Tools are JS/TS today (Python tool authoring isn't supported yet). The runner ships the tool's source and resolves imports server-side, so there's no bundling step on your end.
Credentials: manual keys and OAuth (Connected Apps)
Declare what your tool needs in credentials. At execution time the platform resolves them and passes them as the credentials argument — your code never touches env or other tenants' data.
Manual key — the user stores a value for each required key (dashboard, runtools tool credentials, or rt.tools.storeCredentials).
OAuth (Connected Apps) — add an oauth block and the platform resolves a token from the user's connected account, mapping it onto your credential key. No manual key needed:
credentials: {
required: ['GITHUB_TOKEN'],
schema: { GITHUB_TOKEN: { type: 'string', description: 'GitHub token' } },
oauth: {
provider: 'github', // a platform OAuth provider
scopes: ['repo'],
credentialMapping: { GITHUB_TOKEN: 'access_token' }, // your cred key <- OAuth token field
},
},Declare both and the tool is dual-mode: OAuth when the user has connected the provider, the manual key otherwise — execute just reads credentials.GITHUB_TOKEN either way. (Tokens are resolved server-side; the provider must be one the platform supports.)
Deploy & publish
Tools live in a project with a runtools.config.ts:
import { defineConfig } from '@runtools-ai/sdk';
export default defineConfig({
project: { name: 'my-tools', org: 'my-org' },
toolsDir: './tools', // each tools/*.ts default-exports a defineTool(...)
});runtools deploy # deploy every tool/agent/sandbox in the project (private to your org)
runtools tool publish <slug> # list a tool publicly in the marketplace (org admin)
runtools tool exec <slug> --action current --params '{"city":"Paris"}'Worked examples
The first-party catalog is the canonical reference — real, deployed tools using exactly this API: runtools-official (tools/). Good starting points:
- OAuth / dual-mode:
github.ts,slack.ts,dropbox.ts npm:drivers:postgresql.ts(npm:postgres),mysql.ts(npm:mysql2/promise)- exact-key SaaS over
fetch:stripe.ts,twilio.ts
Defining agents & sandboxes
defineAgent(...) and defineSandbox(...) ship through the same project + runtools deploy flow. Agents use the V1 tool surface (exec_command, write_stdin, apply_patch, view_image, web_search, plus conditionals) — see runtools-official agents/ and sandboxes/.
Authentication
Use an API key or WorkOS access token:
const rt = new RunTools({ apiKey: 'rt_live_...' });The SDK also reads RUNTOOLS_API_KEY when no token is provided.
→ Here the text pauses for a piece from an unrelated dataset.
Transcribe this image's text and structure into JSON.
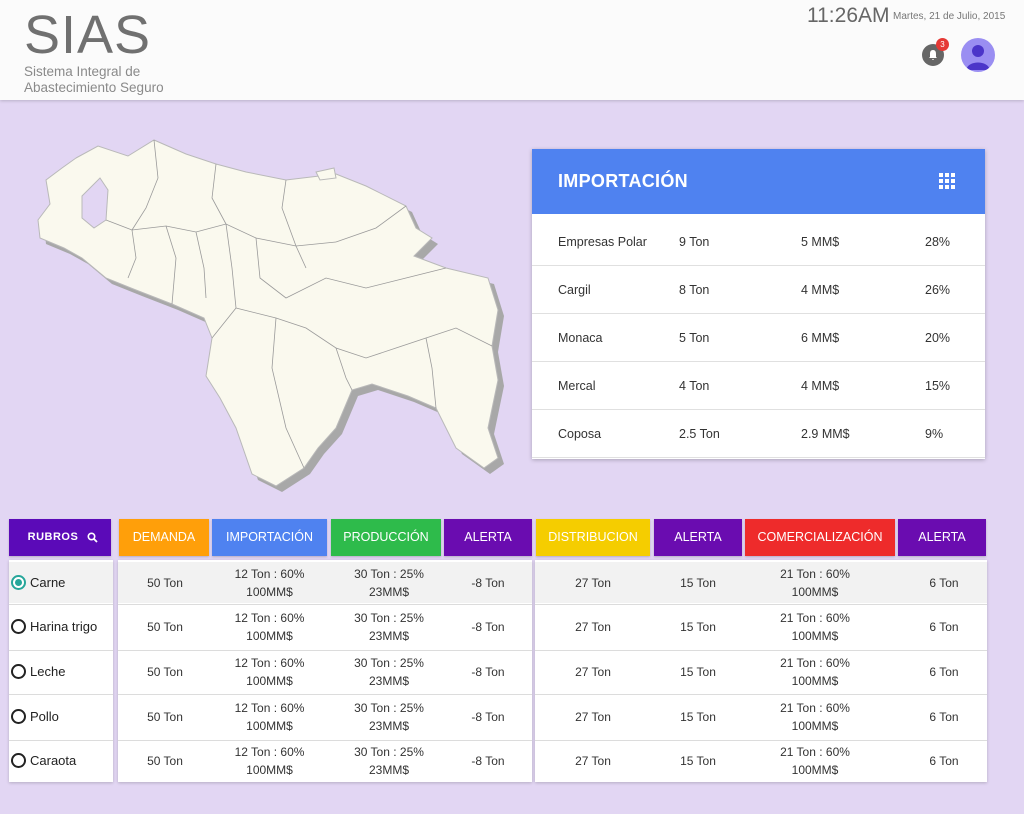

Tool execution and deploys authenticate with the same RunTools key; provider OAuth tokens are resolved server-side from Connected Apps.
Notes
The SDK uses the public RunTools REST and WebSocket APIs. The Api.* namespace re-exports types generated from the public OpenAPI spec, so Api.Sandbox, Api.Agent, etc. match the wire shape of every route. Convex is not part of the SDK contract and is not used for sandbox lifecycle, thread storage, billing, or routing decisions.